行いはただ凡夫の行いであるが説は凡夫の説でない

⇒ということがどうしてありえようか。

⇒またただ行いのみ舎利弗(しゃりほつ:シャーリプトラ。釈尊の十大弟子の一人)に属しているが、

⇒かたよった教えは舎利弗のものではないということがありえようか。(維摩経義疏)

⇒ところで「万善同帰」の教えによると

⇒人間の実行するいかなる善も、すべて同じく絶対の境地に帰着するというものである。

・聖徳太子によれば、

⇒本来聖人もなければ下愚もなく、すべて本来同一の仏子である。

こういうふうに聖徳太子は世俗の道徳教をもって仏教の入門と見なした。

⇒「法華経義疏」のなかにも外道・邪教に言及してはいるが、それはインド伝来の表現法を用いたにすぎない。

⇒太子の外道・邪教は、老荘の学及び儒教を意味していない。また、「仏教」と「外道」との区別は存在しない。

⇒汝は「仏はわが師である」と考えているけども、

仏は空であり、異教徒(外道)も空であるから、ともに一相であって、二つの別のものではない

⇒ゆえに異教徒もまた汝の師である。

⇒もしも異教徒が汝の師でないならば、すべては空であって二つのものの対立がないということわりのゆえに、

⇒仏もまた汝の師ではないということになるのである。

インドの仏教においては、出家・修行僧に施すことは、世俗の貧乏人に施すよりもはるかに功徳があると考えられていた。

ところが聖徳太子はこの区別を否定していまった。かれはいう。

⇒「維摩経」の文章に「大なる幸福もなく、小さな幸福もない」というのは、

⇒絶対的真理の上から見ると、

⇒聖者に施すと大きな幸福を得、凡夫に施すと小さな幸福を得るというような区別がないということを明かすのである。

⇒このような区別を否認してしまうことのできる者には、

⇒福田(ふくでん)のはたらきがあるというべきである。

⇒ところが汝はそのようなことができない。どうして福田のはたらきがありえようか。(維摩経義疏)

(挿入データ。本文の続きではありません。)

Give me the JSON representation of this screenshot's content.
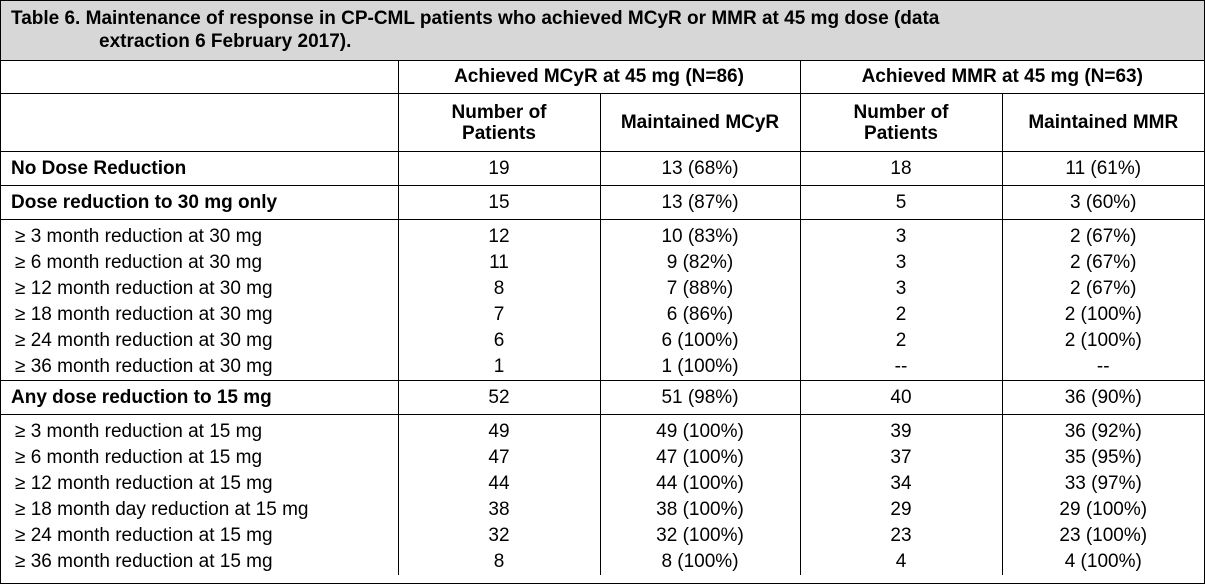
{
  "caption": {
    "line1": "Table 6. Maintenance of response in CP-CML patients who achieved MCyR or MMR at 45 mg dose (data",
    "line2": "extraction 6 February 2017)."
  },
  "header": {
    "group1": "Achieved MCyR at 45 mg (N=86)",
    "group2": "Achieved MMR at 45 mg (N=63)",
    "number_of": "Number of",
    "patients": "Patients",
    "maintained_mcyr": "Maintained MCyR",
    "maintained_mmr": "Maintained MMR"
  },
  "rows": {
    "no_dose": {
      "label": "No Dose Reduction",
      "c1": "19",
      "c2": "13 (68%)",
      "c3": "18",
      "c4": "11 (61%)"
    },
    "dr30": {
      "label": "Dose reduction to 30 mg only",
      "c1": "15",
      "c2": "13 (87%)",
      "c3": "5",
      "c4": "3 (60%)"
    },
    "dr30_sub": [
      {
        "label": "≥ 3 month reduction at 30 mg",
        "c1": "12",
        "c2": "10 (83%)",
        "c3": "3",
        "c4": "2 (67%)"
      },
      {
        "label": "≥ 6 month reduction at 30 mg",
        "c1": "11",
        "c2": "9 (82%)",
        "c3": "3",
        "c4": "2 (67%)"
      },
      {
        "label": "≥ 12 month reduction at 30 mg",
        "c1": "8",
        "c2": "7 (88%)",
        "c3": "3",
        "c4": "2 (67%)"
      },
      {
        "label": "≥ 18 month reduction at 30 mg",
        "c1": "7",
        "c2": "6 (86%)",
        "c3": "2",
        "c4": "2 (100%)"
      },
      {
        "label": "≥ 24 month reduction at 30 mg",
        "c1": "6",
        "c2": "6 (100%)",
        "c3": "2",
        "c4": "2 (100%)"
      },
      {
        "label": "≥ 36 month reduction at 30 mg",
        "c1": "1",
        "c2": "1 (100%)",
        "c3": "--",
        "c4": "--"
      }
    ],
    "dr15": {
      "label": "Any dose reduction to 15 mg",
      "c1": "52",
      "c2": "51 (98%)",
      "c3": "40",
      "c4": "36 (90%)"
    },
    "dr15_sub": [
      {
        "label": "≥ 3 month reduction at 15 mg",
        "c1": "49",
        "c2": "49 (100%)",
        "c3": "39",
        "c4": "36 (92%)"
      },
      {
        "label": "≥ 6 month reduction at 15 mg",
        "c1": "47",
        "c2": "47 (100%)",
        "c3": "37",
        "c4": "35 (95%)"
      },
      {
        "label": "≥ 12 month reduction at 15 mg",
        "c1": "44",
        "c2": "44 (100%)",
        "c3": "34",
        "c4": "33 (97%)"
      },
      {
        "label": "≥ 18 month day reduction at 15 mg",
        "c1": "38",
        "c2": "38 (100%)",
        "c3": "29",
        "c4": "29 (100%)"
      },
      {
        "label": "≥ 24 month reduction at 15 mg",
        "c1": "32",
        "c2": "32 (100%)",
        "c3": "23",
        "c4": "23 (100%)"
      },
      {
        "label": "≥ 36 month reduction at 15 mg",
        "c1": "8",
        "c2": "8 (100%)",
        "c3": "4",
        "c4": "4 (100%)"
      }
    ]
  }
}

⇒「益をなさず、損をもなさい」とは、絶対的立場から見ると、

⇒聖者に施してのちに福を得、凡夫に施して損を見るということのないことを明かしているのである。(維摩経義疏)

⇒また仏を敬うことも乞食の人を愛するのも、ともに等しい功徳があるという。

この議論は、「聖」と「俗」との区別を消し去るものである

⇒後世の日本仏教に見られる世俗化への動きが、ここに理論的に基礎づけられているのである。

仏教受容の最初期の聖徳太子の立ち位置(認識)

「勝鬘経」「維摩経」「法華経」の三教を選んで注釈(解説)した姿勢

⇒太子はいうまでもなく、摂政という最高政治に携わる世俗の人であり、

⇒人間が生きていくうえの倫理の指針として、

⇒また統治の根本原理として

仏教を採択したのである。

⇒したがって仏教の理想は

⇒僧侶(出家)によって実現されるだけではなく、

⇒社会的な実践課題でなければならなかった。

・「維摩経」の「第三章 弟子」に注して

⇒「山としてかくれなければならない山はなく、世として避けなければならない世はない。・・・

⇒汝らは、彼此といった差別の心から、世俗を捨てて山にかくれ、かえって身心を迷いの世界に現している」といい、

仏教の実践は、

世俗てき生活の中にあることを強調している。

現実(世俗)に対する積極的な働きかけという日本仏教の特徴的性格は、

すでに仏教受容の初期段階で胚胎(はいたい)していたのである。